Catching bullpens brought an even bigger challenge. I was terrified of the baseball. Seeing a 90mph fastball that was going to land 55 feet out of the hand caused a lot of anxiety. But it taught me to track a baseball, and it kept me mentally in the game. I threw myself into a very uncomfortable position, and had to adapt to be comfortable and in control. I had to be a positive voice for the freshman arm who probably had the same attitude that I once had when I first showed up on campus. I don't think I've ever flowed as intently as I did when I caught or swung it lefty. This took every oz of my focus and attention, and I was having a blast. The best part was it helped me to eventually take control as a right handed hitting center fielder.
How can we apply this to baseball, workouts, and life? In the baseball world I suggest that everybody change things up. Catch a pen here and there, play a different position during defensive work, switch hit in batting practice, even let position players throw bullpens, and pitchers hit. This will challenge you to think outside the box and keep the game fun. Taking fly balls everyday in the OF can get stale. Catching pens actually made my glove really dynamic, and I was able to make plays in the OF I never thought I could. In the gym, change it up. I have this saying that I will never repeat the exact same workout. Now for a month straight, those Monday's might be similar, but we need to make small changes short term, and larger adjustments from program to program over the long haul. You have to challenge the mind and push your body to do something that flat out might not make sense.
Take my travel ball teammate, and Orioles minor leaguer, Ryne Ogren, as an example. He vouched to run a mile for every 10 dollars he raised for cancer. From a pure energy system/power/speed standpoint this is the worst idea in the world. But, with the season being cancelled it actually makes sense. He is pushing his mind, body, and spirit, to a limit and place its never been pushed. He is not made for this, and it's helping him grow. I guarantee the lessons he is learning are going to outweigh the short term negatives on his muscle fibers.
In life it's simple, try new things. I'll be honest, I've locked myself in my office during the pandemic and just focused on being the best strength coach that I can be. We all need an escape. One that is completely separate from our work, sport, education, or our family. Secondly, you've got to look at things from different perspectives.
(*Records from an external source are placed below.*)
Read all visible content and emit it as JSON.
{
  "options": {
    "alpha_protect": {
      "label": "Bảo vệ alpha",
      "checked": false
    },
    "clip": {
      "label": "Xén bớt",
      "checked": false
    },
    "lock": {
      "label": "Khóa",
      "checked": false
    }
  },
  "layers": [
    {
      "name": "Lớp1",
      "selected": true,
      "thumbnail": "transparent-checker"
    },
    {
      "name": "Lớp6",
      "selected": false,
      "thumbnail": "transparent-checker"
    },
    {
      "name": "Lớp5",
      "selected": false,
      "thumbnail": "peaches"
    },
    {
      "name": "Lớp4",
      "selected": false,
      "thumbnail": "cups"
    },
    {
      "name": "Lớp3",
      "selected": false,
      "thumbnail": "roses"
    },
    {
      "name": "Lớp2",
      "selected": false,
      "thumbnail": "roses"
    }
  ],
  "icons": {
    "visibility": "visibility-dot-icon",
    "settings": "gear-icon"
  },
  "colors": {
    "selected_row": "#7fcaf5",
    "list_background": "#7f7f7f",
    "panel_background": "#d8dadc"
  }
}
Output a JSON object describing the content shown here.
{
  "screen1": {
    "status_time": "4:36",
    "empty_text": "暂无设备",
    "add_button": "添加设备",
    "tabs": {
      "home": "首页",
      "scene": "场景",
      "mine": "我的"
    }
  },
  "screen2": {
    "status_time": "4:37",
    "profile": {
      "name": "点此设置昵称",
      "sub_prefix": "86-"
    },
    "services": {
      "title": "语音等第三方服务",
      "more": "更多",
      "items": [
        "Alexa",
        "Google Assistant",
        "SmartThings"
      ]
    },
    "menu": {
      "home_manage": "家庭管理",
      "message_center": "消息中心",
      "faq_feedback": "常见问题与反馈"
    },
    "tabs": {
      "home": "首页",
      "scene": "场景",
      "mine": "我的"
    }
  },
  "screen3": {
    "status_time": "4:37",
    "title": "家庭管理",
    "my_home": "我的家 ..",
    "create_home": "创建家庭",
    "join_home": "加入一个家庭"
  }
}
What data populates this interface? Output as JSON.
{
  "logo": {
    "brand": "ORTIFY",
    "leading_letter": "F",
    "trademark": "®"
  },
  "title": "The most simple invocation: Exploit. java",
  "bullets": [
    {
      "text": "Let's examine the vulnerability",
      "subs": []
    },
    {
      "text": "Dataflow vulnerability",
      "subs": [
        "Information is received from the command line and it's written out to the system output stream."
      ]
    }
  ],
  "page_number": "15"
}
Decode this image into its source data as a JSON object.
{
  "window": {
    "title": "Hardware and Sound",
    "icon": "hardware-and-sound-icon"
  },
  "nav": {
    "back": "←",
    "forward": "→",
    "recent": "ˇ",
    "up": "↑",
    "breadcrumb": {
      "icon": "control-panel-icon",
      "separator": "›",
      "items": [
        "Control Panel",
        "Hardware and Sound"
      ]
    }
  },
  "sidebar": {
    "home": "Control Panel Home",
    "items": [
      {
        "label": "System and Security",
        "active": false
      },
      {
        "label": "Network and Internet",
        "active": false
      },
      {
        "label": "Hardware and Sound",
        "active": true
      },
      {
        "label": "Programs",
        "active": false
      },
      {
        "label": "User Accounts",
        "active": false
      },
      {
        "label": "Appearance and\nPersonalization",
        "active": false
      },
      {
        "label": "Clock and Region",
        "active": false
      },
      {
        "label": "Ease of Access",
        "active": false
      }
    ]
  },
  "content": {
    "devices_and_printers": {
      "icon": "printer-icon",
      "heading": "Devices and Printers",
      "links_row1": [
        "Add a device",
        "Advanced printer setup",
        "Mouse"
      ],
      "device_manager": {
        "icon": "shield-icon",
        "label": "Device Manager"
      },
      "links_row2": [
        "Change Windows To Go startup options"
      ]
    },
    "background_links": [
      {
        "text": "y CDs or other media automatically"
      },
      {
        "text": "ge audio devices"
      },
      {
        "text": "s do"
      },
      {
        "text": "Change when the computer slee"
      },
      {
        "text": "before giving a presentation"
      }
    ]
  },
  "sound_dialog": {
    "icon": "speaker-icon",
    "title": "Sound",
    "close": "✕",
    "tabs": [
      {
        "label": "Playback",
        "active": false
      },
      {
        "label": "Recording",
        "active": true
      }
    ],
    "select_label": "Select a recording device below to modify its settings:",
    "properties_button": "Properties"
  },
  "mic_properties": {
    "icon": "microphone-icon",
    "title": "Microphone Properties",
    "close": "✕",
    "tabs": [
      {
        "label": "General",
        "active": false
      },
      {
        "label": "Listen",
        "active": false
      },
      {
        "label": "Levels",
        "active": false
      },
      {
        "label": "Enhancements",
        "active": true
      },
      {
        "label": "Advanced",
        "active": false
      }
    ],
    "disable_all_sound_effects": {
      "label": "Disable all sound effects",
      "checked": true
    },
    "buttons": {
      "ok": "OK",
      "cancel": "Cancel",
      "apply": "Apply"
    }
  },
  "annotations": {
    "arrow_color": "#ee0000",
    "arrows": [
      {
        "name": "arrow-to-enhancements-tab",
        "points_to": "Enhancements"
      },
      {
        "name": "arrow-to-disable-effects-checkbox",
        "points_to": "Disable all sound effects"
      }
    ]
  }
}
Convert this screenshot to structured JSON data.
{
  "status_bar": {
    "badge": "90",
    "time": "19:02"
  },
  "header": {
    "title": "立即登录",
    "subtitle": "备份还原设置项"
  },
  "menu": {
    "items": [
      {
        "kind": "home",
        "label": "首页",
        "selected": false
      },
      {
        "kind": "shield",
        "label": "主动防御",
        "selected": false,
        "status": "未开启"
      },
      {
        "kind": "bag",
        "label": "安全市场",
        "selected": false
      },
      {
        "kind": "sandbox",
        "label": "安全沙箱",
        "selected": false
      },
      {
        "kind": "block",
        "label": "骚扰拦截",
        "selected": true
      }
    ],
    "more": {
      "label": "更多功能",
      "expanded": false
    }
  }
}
By simply changing over to the other side of the batters box, the game instantly changed for me. The ball wasn't going as far, and yea I did swing and miss in batting practice a few times, but i was fueled by the curiosity of a new challenge and rolled with it. This made me better at what I was truly good at.
Before you train with us I hope that you read this, I know that all my current guys are going to or else I'm cutting off their Google Drive lol. You may have been taught all your life how to do a pull-up, or a prone trap raise, but maybe you've never stepped back and realized what is actually going on. What are we trying to accomplish, and what's gonna fuel this engine with the best gasoline any athlete could ask for. To end with a quote from my SS Jacob Pollock, "Winners Win."